When everything else fails, try Emacs
Even though I've defected to Eclipse for Java coding, and even occasionally use Vim, there are times when I flee back to the tender loving embrace of Emacs.
We've been doing a bit of software archaeology at work, mapping old
requirements specifications to a newer code base. The chosen method was to
append specially formatted comments to the end of each line participating in the implementation of a requirement, in the form of
// req <requirement identifier>. How to do this in Eclipse? It doesn't have
a macro facility; there are the snippets or whatever they are called, but
using it for this purpose would be pretty painful. And the lines are
formatted to be long enough (padded with spaces) to make it easier
to read the code with the comments inserted. Which is nice and all,
but with my screen I can't even see what lines have the comments which
don't. Not good.
But, hey, sometimes everything isn't a nail even though you have a hammer. There's always Emacs. 50 lines of elisp later and I have it prompting me for the requirement id, inserting and removing the comments with one key press and highlighting the lines with the current requirement id. Make it truncate long lines and the only thing different from the normal display is the pink background on the lines I'm interested in. Because the Emacs manual (and function doc strings) is as good as it is, all that was stupidly easy to accomplish even though I had never played with faces and overlays before. And of course no restarts were required while I was hacking the code, trying out every change as soon as I made it. I'm still waiting for another environment that is as malleable as Emacs.
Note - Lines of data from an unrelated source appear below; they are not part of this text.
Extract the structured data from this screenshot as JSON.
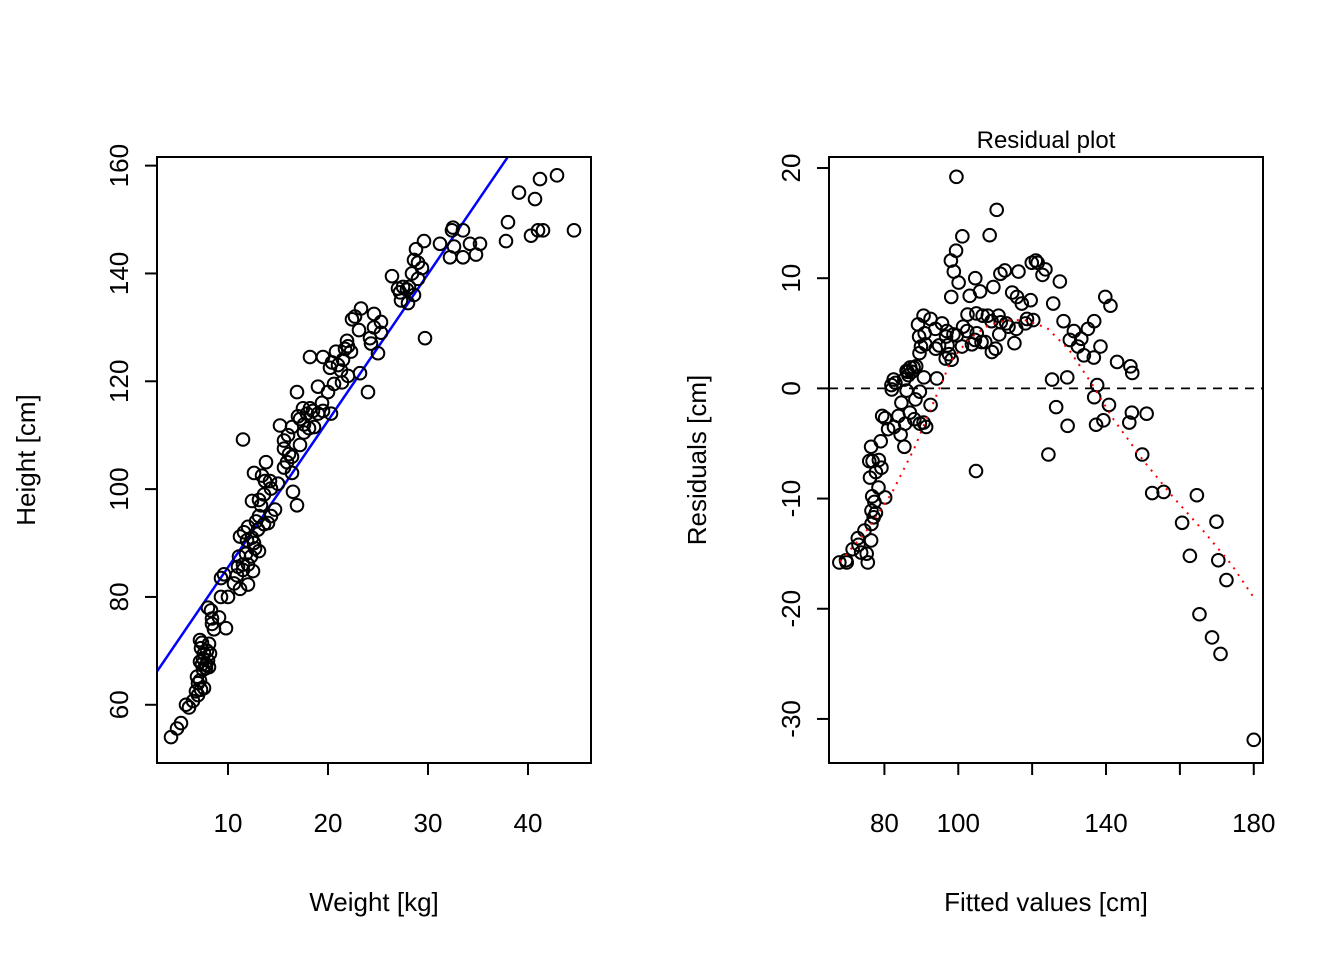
{
  "chart_data": [
    {
      "type": "scatter",
      "title": "",
      "xlabel": "Weight [kg]",
      "ylabel": "Height [cm]",
      "xlim": [
        2.9,
        46.3
      ],
      "ylim": [
        49.2,
        161.6
      ],
      "xticks": [
        10,
        20,
        30,
        40
      ],
      "yticks": [
        60,
        80,
        100,
        120,
        140,
        160
      ],
      "grid": false,
      "legend": "none",
      "regression_line": {
        "intercept": 58.3,
        "slope": 2.72,
        "color": "#0000FF"
      },
      "points": [
        [
          4.3,
          54
        ],
        [
          4.9,
          55.6
        ],
        [
          5.3,
          56.6
        ],
        [
          5.8,
          60
        ],
        [
          6.1,
          59.5
        ],
        [
          6.5,
          60.7
        ],
        [
          7.0,
          61.8
        ],
        [
          6.8,
          62.5
        ],
        [
          7.3,
          62.8
        ],
        [
          7.0,
          64
        ],
        [
          7.2,
          64.5
        ],
        [
          7.6,
          63.1
        ],
        [
          6.9,
          65.2
        ],
        [
          7.5,
          66.5
        ],
        [
          7.8,
          66.8
        ],
        [
          7.4,
          67.5
        ],
        [
          7.8,
          67.4
        ],
        [
          8.1,
          67
        ],
        [
          7.2,
          68
        ],
        [
          7.5,
          68.6
        ],
        [
          8.0,
          68.2
        ],
        [
          7.6,
          69.5
        ],
        [
          8.2,
          69.5
        ],
        [
          7.3,
          70.5
        ],
        [
          7.9,
          70
        ],
        [
          7.4,
          71.5
        ],
        [
          8.1,
          71.3
        ],
        [
          7.2,
          72
        ],
        [
          8.6,
          74
        ],
        [
          8.4,
          75
        ],
        [
          9.8,
          74.2
        ],
        [
          8.4,
          76
        ],
        [
          9.1,
          76.2
        ],
        [
          8.3,
          77.5
        ],
        [
          8.0,
          78
        ],
        [
          9.3,
          80
        ],
        [
          10.0,
          80
        ],
        [
          11.2,
          81.5
        ],
        [
          12.0,
          82.3
        ],
        [
          10.6,
          82.5
        ],
        [
          9.3,
          83.5
        ],
        [
          10.9,
          84
        ],
        [
          12.5,
          84.8
        ],
        [
          11.5,
          85
        ],
        [
          9.6,
          84.2
        ],
        [
          11.0,
          85.6
        ],
        [
          11.5,
          86
        ],
        [
          12.0,
          86
        ],
        [
          12.3,
          87.5
        ],
        [
          11.1,
          87.5
        ],
        [
          11.8,
          88
        ],
        [
          13.1,
          88.5
        ],
        [
          12.7,
          89
        ],
        [
          12.6,
          90
        ],
        [
          11.9,
          90.5
        ],
        [
          12.4,
          91
        ],
        [
          11.2,
          91.2
        ],
        [
          11.6,
          92
        ],
        [
          13.0,
          92.5
        ],
        [
          12.0,
          93
        ],
        [
          13.6,
          93.5
        ],
        [
          14.0,
          93.7
        ],
        [
          12.8,
          94
        ],
        [
          13.1,
          95
        ],
        [
          14.3,
          95
        ],
        [
          14.7,
          96.2
        ],
        [
          13.3,
          97
        ],
        [
          12.4,
          97.8
        ],
        [
          13.1,
          98
        ],
        [
          16.9,
          97
        ],
        [
          13.6,
          99
        ],
        [
          16.5,
          99.5
        ],
        [
          14.3,
          100.1
        ],
        [
          15.0,
          101
        ],
        [
          13.7,
          101.5
        ],
        [
          14.2,
          101.5
        ],
        [
          12.6,
          103
        ],
        [
          13.4,
          102.5
        ],
        [
          16.4,
          103
        ],
        [
          15.6,
          104
        ],
        [
          15.9,
          105
        ],
        [
          13.8,
          105
        ],
        [
          16.4,
          106
        ],
        [
          16.1,
          106.5
        ],
        [
          15.6,
          107.5
        ],
        [
          17.2,
          108.2
        ],
        [
          15.6,
          109
        ],
        [
          11.5,
          109.2
        ],
        [
          16.0,
          110
        ],
        [
          17.6,
          110.5
        ],
        [
          18.1,
          111.3
        ],
        [
          16.4,
          111.5
        ],
        [
          15.2,
          111.8
        ],
        [
          17.6,
          112
        ],
        [
          18.6,
          111.5
        ],
        [
          17.2,
          113
        ],
        [
          19.0,
          114
        ],
        [
          20.3,
          114
        ],
        [
          17.0,
          113.5
        ],
        [
          18.5,
          114.5
        ],
        [
          19.5,
          114.5
        ],
        [
          18.2,
          115
        ],
        [
          17.9,
          114
        ],
        [
          17.5,
          115
        ],
        [
          19.4,
          116
        ],
        [
          20.0,
          118
        ],
        [
          24.0,
          118
        ],
        [
          16.9,
          118
        ],
        [
          19.0,
          119
        ],
        [
          20.6,
          119.5
        ],
        [
          21.4,
          119.8
        ],
        [
          22.0,
          121
        ],
        [
          23.2,
          121.5
        ],
        [
          21.3,
          122
        ],
        [
          20.2,
          122.5
        ],
        [
          21.0,
          123
        ],
        [
          20.4,
          123.5
        ],
        [
          19.5,
          124.5
        ],
        [
          18.2,
          124.5
        ],
        [
          21.5,
          124
        ],
        [
          22.3,
          125.5
        ],
        [
          25.0,
          125.2
        ],
        [
          20.8,
          125.5
        ],
        [
          21.7,
          126
        ],
        [
          22.0,
          126.5
        ],
        [
          24.3,
          127
        ],
        [
          21.9,
          127.5
        ],
        [
          24.2,
          128
        ],
        [
          29.7,
          128
        ],
        [
          23.1,
          129.5
        ],
        [
          25.3,
          129
        ],
        [
          24.6,
          130
        ],
        [
          25.3,
          131
        ],
        [
          22.4,
          131.5
        ],
        [
          22.7,
          132
        ],
        [
          24.6,
          132.5
        ],
        [
          23.3,
          133.5
        ],
        [
          28.0,
          134.5
        ],
        [
          27.3,
          135
        ],
        [
          28.6,
          136
        ],
        [
          27.2,
          136.5
        ],
        [
          27.9,
          137
        ],
        [
          27.5,
          137.5
        ],
        [
          28.1,
          137.5
        ],
        [
          27.0,
          137.2
        ],
        [
          29.0,
          139
        ],
        [
          26.4,
          139.5
        ],
        [
          28.4,
          140
        ],
        [
          29.4,
          141
        ],
        [
          29.0,
          142
        ],
        [
          28.6,
          142.5
        ],
        [
          33.5,
          143
        ],
        [
          32.2,
          143
        ],
        [
          34.8,
          143.5
        ],
        [
          28.8,
          144.5
        ],
        [
          32.6,
          145
        ],
        [
          34.2,
          145.5
        ],
        [
          35.2,
          145.5
        ],
        [
          31.2,
          145.5
        ],
        [
          29.6,
          146
        ],
        [
          37.8,
          146
        ],
        [
          38.0,
          149.5
        ],
        [
          32.4,
          148
        ],
        [
          32.5,
          148.5
        ],
        [
          33.5,
          148
        ],
        [
          40.3,
          147
        ],
        [
          41.0,
          148
        ],
        [
          41.5,
          148
        ],
        [
          44.6,
          148
        ],
        [
          39.1,
          155
        ],
        [
          40.7,
          153.8
        ],
        [
          41.2,
          157.5
        ],
        [
          42.9,
          158.2
        ]
      ]
    },
    {
      "type": "scatter",
      "title": "Residual plot",
      "xlabel": "Fitted values [cm]",
      "ylabel": "Residuals [cm]",
      "xlim": [
        65,
        182.5
      ],
      "ylim": [
        -34,
        21
      ],
      "xticks": [
        80,
        100,
        120,
        140,
        160,
        180
      ],
      "xtick_labels": [
        "80",
        "100",
        "",
        "140",
        "",
        "180"
      ],
      "yticks": [
        -30,
        -20,
        -10,
        0,
        10,
        20
      ],
      "grid": false,
      "legend": "none",
      "reference_line": {
        "y": 0,
        "style": "dashed",
        "color": "#000000"
      },
      "smoother": {
        "style": "dotted",
        "color": "#FF0000",
        "x": [
          68,
          75,
          82,
          88,
          93,
          98,
          103,
          108,
          113,
          118,
          124,
          130,
          136,
          142,
          150,
          158,
          166,
          174,
          180
        ],
        "y": [
          -15.7,
          -13,
          -9.5,
          -5.5,
          -1.5,
          2.5,
          4.5,
          5.7,
          6.2,
          6.2,
          5.5,
          3.5,
          0.5,
          -2.8,
          -6.5,
          -9.8,
          -12.8,
          -16,
          -19
        ]
      },
      "points": [
        [
          67.8,
          -15.8
        ],
        [
          69.6,
          -15.6
        ],
        [
          69.8,
          -15.8
        ],
        [
          71.4,
          -14.6
        ],
        [
          73.0,
          -14.2
        ],
        [
          73.7,
          -14.9
        ],
        [
          75.5,
          -15.8
        ],
        [
          75.2,
          -15
        ],
        [
          76.4,
          -13.8
        ],
        [
          72.8,
          -13.6
        ],
        [
          74.6,
          -12.9
        ],
        [
          76.5,
          -12.3
        ],
        [
          77.1,
          -11.7
        ],
        [
          77.7,
          -11.3
        ],
        [
          76.5,
          -11.1
        ],
        [
          80.2,
          -9.9
        ],
        [
          76.7,
          -9.8
        ],
        [
          77.3,
          -10.3
        ],
        [
          78.4,
          -9
        ],
        [
          76.1,
          -8.1
        ],
        [
          77.7,
          -7.6
        ],
        [
          79.2,
          -7.2
        ],
        [
          75.9,
          -6.6
        ],
        [
          76.8,
          -6.6
        ],
        [
          78.5,
          -6.5
        ],
        [
          76.4,
          -5.3
        ],
        [
          79.0,
          -4.8
        ],
        [
          85.4,
          -5.3
        ],
        [
          81.0,
          -3.7
        ],
        [
          82.6,
          -3.5
        ],
        [
          84.4,
          -4.2
        ],
        [
          85.6,
          -3.2
        ],
        [
          88.1,
          -2.8
        ],
        [
          80.2,
          -2.7
        ],
        [
          79.4,
          -2.5
        ],
        [
          83.8,
          -2.5
        ],
        [
          86.9,
          -2.2
        ],
        [
          89.6,
          -3.2
        ],
        [
          90.6,
          -3.1
        ],
        [
          91.3,
          -3.5
        ],
        [
          84.6,
          -1.3
        ],
        [
          92.5,
          -1.5
        ],
        [
          89.6,
          -0.3
        ],
        [
          88.4,
          -1.0
        ],
        [
          86.0,
          -0.2
        ],
        [
          81.9,
          0.3
        ],
        [
          82.5,
          0.8
        ],
        [
          82.0,
          -0.1
        ],
        [
          83.0,
          0.5
        ],
        [
          85.4,
          0.8
        ],
        [
          86.5,
          1.2
        ],
        [
          87.4,
          1.5
        ],
        [
          87.0,
          1.9
        ],
        [
          86.0,
          1.6
        ],
        [
          87.9,
          1.9
        ],
        [
          88.6,
          2
        ],
        [
          86.3,
          1.5
        ],
        [
          90.7,
          1.0
        ],
        [
          94.2,
          0.9
        ],
        [
          89.5,
          3.2
        ],
        [
          89.9,
          3.8
        ],
        [
          89.4,
          4.7
        ],
        [
          91.1,
          4
        ],
        [
          90.9,
          5
        ],
        [
          93.9,
          3.6
        ],
        [
          94.8,
          3.9
        ],
        [
          97.1,
          3.9
        ],
        [
          96.7,
          4.7
        ],
        [
          89.1,
          5.8
        ],
        [
          90.6,
          6.6
        ],
        [
          92.5,
          6.3
        ],
        [
          93.8,
          5.4
        ],
        [
          95.6,
          5.9
        ],
        [
          96.9,
          5.2
        ],
        [
          97.5,
          3.1
        ],
        [
          98.7,
          4.9
        ],
        [
          99.6,
          4.8
        ],
        [
          102.4,
          5.2
        ],
        [
          101.3,
          5.6
        ],
        [
          101.0,
          3.8
        ],
        [
          98.2,
          2.6
        ],
        [
          96.6,
          2.7
        ],
        [
          104.5,
          4.4
        ],
        [
          103.7,
          4.0
        ],
        [
          105.0,
          5.0
        ],
        [
          106.3,
          4.2
        ],
        [
          107.3,
          4.2
        ],
        [
          109.1,
          3.3
        ],
        [
          110.1,
          3.6
        ],
        [
          111.1,
          4.9
        ],
        [
          102.5,
          6.7
        ],
        [
          104.9,
          6.8
        ],
        [
          106.6,
          6.6
        ],
        [
          108.0,
          6.6
        ],
        [
          109.0,
          6.1
        ],
        [
          110.9,
          6.6
        ],
        [
          111.5,
          6.0
        ],
        [
          113.0,
          5.9
        ],
        [
          113.6,
          5.6
        ],
        [
          115.2,
          4.1
        ],
        [
          115.7,
          5.4
        ],
        [
          118.2,
          5.9
        ],
        [
          118.6,
          6.3
        ],
        [
          120.3,
          6.2
        ],
        [
          117.2,
          7.7
        ],
        [
          115.9,
          8.3
        ],
        [
          114.6,
          8.7
        ],
        [
          119.6,
          8.0
        ],
        [
          98.1,
          8.3
        ],
        [
          103.1,
          8.4
        ],
        [
          105.9,
          8.8
        ],
        [
          109.5,
          9.2
        ],
        [
          111.4,
          10.4
        ],
        [
          112.6,
          10.7
        ],
        [
          116.3,
          10.6
        ],
        [
          119.9,
          11.4
        ],
        [
          121.0,
          11.6
        ],
        [
          122.8,
          10.3
        ],
        [
          127.5,
          9.7
        ],
        [
          121.5,
          11.4
        ],
        [
          104.6,
          10.0
        ],
        [
          100.1,
          9.6
        ],
        [
          98.8,
          10.6
        ],
        [
          98.0,
          11.6
        ],
        [
          99.4,
          12.5
        ],
        [
          101.1,
          13.8
        ],
        [
          108.5,
          13.9
        ],
        [
          110.4,
          16.2
        ],
        [
          99.5,
          19.2
        ],
        [
          123.6,
          10.8
        ],
        [
          125.7,
          7.7
        ],
        [
          128.5,
          6.1
        ],
        [
          130.2,
          4.4
        ],
        [
          131.3,
          5.2
        ],
        [
          133.3,
          4.5
        ],
        [
          135.1,
          5.4
        ],
        [
          136.8,
          6.1
        ],
        [
          139.8,
          8.3
        ],
        [
          141.2,
          7.5
        ],
        [
          132.4,
          3.8
        ],
        [
          134.0,
          3.0
        ],
        [
          136.7,
          2.8
        ],
        [
          138.5,
          3.8
        ],
        [
          143.0,
          2.4
        ],
        [
          146.6,
          2.0
        ],
        [
          147.1,
          1.4
        ],
        [
          125.4,
          0.8
        ],
        [
          129.5,
          1.0
        ],
        [
          137.6,
          0.3
        ],
        [
          136.8,
          -0.8
        ],
        [
          140.8,
          -1.5
        ],
        [
          139.3,
          -2.9
        ],
        [
          137.3,
          -3.3
        ],
        [
          129.6,
          -3.4
        ],
        [
          126.5,
          -1.7
        ],
        [
          124.4,
          -6.0
        ],
        [
          104.8,
          -7.5
        ],
        [
          147.0,
          -2.2
        ],
        [
          151.0,
          -2.3
        ],
        [
          146.3,
          -3.1
        ],
        [
          149.8,
          -6.0
        ],
        [
          152.5,
          -9.5
        ],
        [
          155.6,
          -9.4
        ],
        [
          160.6,
          -12.2
        ],
        [
          162.7,
          -15.2
        ],
        [
          164.6,
          -9.7
        ],
        [
          169.9,
          -12.1
        ],
        [
          170.4,
          -15.6
        ],
        [
          172.6,
          -17.4
        ],
        [
          165.3,
          -20.5
        ],
        [
          168.7,
          -22.6
        ],
        [
          171.0,
          -24.1
        ],
        [
          180.0,
          -31.9
        ]
      ]
    }
  ]
}
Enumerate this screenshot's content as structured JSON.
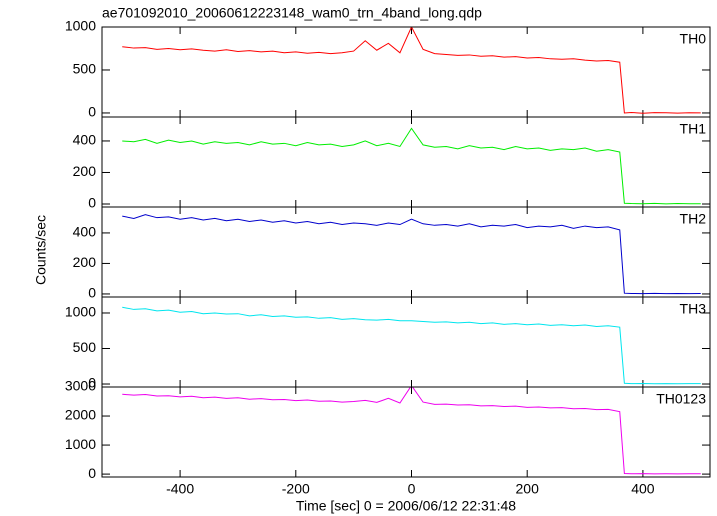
{
  "chart_data": [
    {
      "type": "line",
      "title": "ae701092010_20060612223148_wam0_trn_4band_long.qdp",
      "ylim": [
        -47,
        1000
      ],
      "yticks": [
        0,
        500,
        1000
      ],
      "series": [
        {
          "name": "TH0",
          "color": "#ff0000",
          "values": [
            770,
            755,
            760,
            740,
            750,
            735,
            745,
            730,
            720,
            735,
            715,
            725,
            710,
            720,
            700,
            710,
            695,
            705,
            690,
            700,
            720,
            840,
            730,
            810,
            700,
            1000,
            740,
            690,
            680,
            670,
            675,
            660,
            665,
            650,
            655,
            640,
            645,
            630,
            625,
            630,
            615,
            605,
            610,
            590,
            0,
            5,
            -3,
            4,
            2,
            -2,
            3,
            1
          ]
        }
      ]
    },
    {
      "type": "line",
      "ylim": [
        -19,
        552
      ],
      "yticks": [
        0,
        200,
        400
      ],
      "series": [
        {
          "name": "TH1",
          "color": "#00ee00",
          "values": [
            400,
            395,
            410,
            385,
            405,
            390,
            400,
            380,
            395,
            385,
            390,
            375,
            395,
            380,
            385,
            370,
            390,
            375,
            380,
            365,
            375,
            400,
            370,
            385,
            365,
            480,
            375,
            360,
            365,
            350,
            370,
            355,
            360,
            345,
            365,
            350,
            355,
            340,
            350,
            345,
            355,
            335,
            345,
            330,
            5,
            3,
            2,
            4,
            1,
            3,
            2,
            2
          ]
        }
      ]
    },
    {
      "type": "line",
      "ylabel": "Counts/sec",
      "ylim": [
        -20,
        570
      ],
      "yticks": [
        0,
        200,
        400
      ],
      "series": [
        {
          "name": "TH2",
          "color": "#0000cc",
          "values": [
            510,
            495,
            520,
            500,
            505,
            490,
            500,
            485,
            495,
            480,
            490,
            475,
            485,
            470,
            480,
            465,
            475,
            460,
            470,
            455,
            465,
            460,
            450,
            465,
            455,
            490,
            460,
            450,
            455,
            445,
            460,
            440,
            450,
            445,
            455,
            435,
            445,
            440,
            450,
            430,
            445,
            435,
            440,
            420,
            5,
            3,
            2,
            4,
            2,
            3,
            2,
            3
          ]
        }
      ]
    },
    {
      "type": "line",
      "ylim": [
        -42,
        1225
      ],
      "yticks": [
        0,
        500,
        1000
      ],
      "series": [
        {
          "name": "TH3",
          "color": "#00e5ee",
          "values": [
            1080,
            1050,
            1060,
            1030,
            1040,
            1010,
            1020,
            990,
            1000,
            985,
            990,
            960,
            975,
            950,
            960,
            940,
            945,
            925,
            935,
            910,
            920,
            905,
            900,
            910,
            890,
            890,
            880,
            870,
            875,
            860,
            870,
            850,
            860,
            840,
            850,
            835,
            845,
            825,
            835,
            820,
            830,
            810,
            820,
            800,
            10,
            5,
            8,
            3,
            6,
            4,
            5,
            6
          ]
        }
      ]
    },
    {
      "type": "line",
      "xlabel": "Time [sec] 0 = 2006/06/12 22:31:48",
      "x": [
        -500,
        -480,
        -460,
        -440,
        -420,
        -400,
        -380,
        -360,
        -340,
        -320,
        -300,
        -280,
        -260,
        -240,
        -220,
        -200,
        -180,
        -160,
        -140,
        -120,
        -100,
        -80,
        -60,
        -40,
        -20,
        0,
        20,
        40,
        60,
        80,
        100,
        120,
        140,
        160,
        180,
        200,
        220,
        240,
        260,
        280,
        300,
        320,
        340,
        360,
        368,
        380,
        400,
        420,
        440,
        460,
        480,
        500
      ],
      "xlim": [
        -535,
        516
      ],
      "xticks": [
        -400,
        -200,
        0,
        200,
        400
      ],
      "ylim": [
        -100,
        3000
      ],
      "yticks": [
        0,
        1000,
        2000,
        3000
      ],
      "series": [
        {
          "name": "TH0123",
          "color": "#ee00ee",
          "values": [
            2750,
            2720,
            2740,
            2690,
            2700,
            2660,
            2680,
            2630,
            2650,
            2610,
            2630,
            2580,
            2600,
            2560,
            2570,
            2530,
            2550,
            2510,
            2520,
            2480,
            2500,
            2540,
            2470,
            2610,
            2450,
            3050,
            2480,
            2400,
            2410,
            2380,
            2390,
            2350,
            2360,
            2330,
            2340,
            2300,
            2310,
            2280,
            2290,
            2250,
            2260,
            2220,
            2230,
            2150,
            20,
            10,
            15,
            8,
            12,
            9,
            11,
            10
          ]
        }
      ]
    }
  ]
}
 So I can't live without all the searches and other magic. Its editor is still pretty weak.
 Vi style indentation is better than broken Emacs style indentation. Some Emacs language modes are less than perfect. Also, AA fonts.
 The good news is that the Xft-enabled emacs-unicode-2 branch has been working for me now happily for a day. Smooth Bitstream Vera is love. If only it were packaged in Ubuntu, the way the main development branch is in the emacs-snapshot package.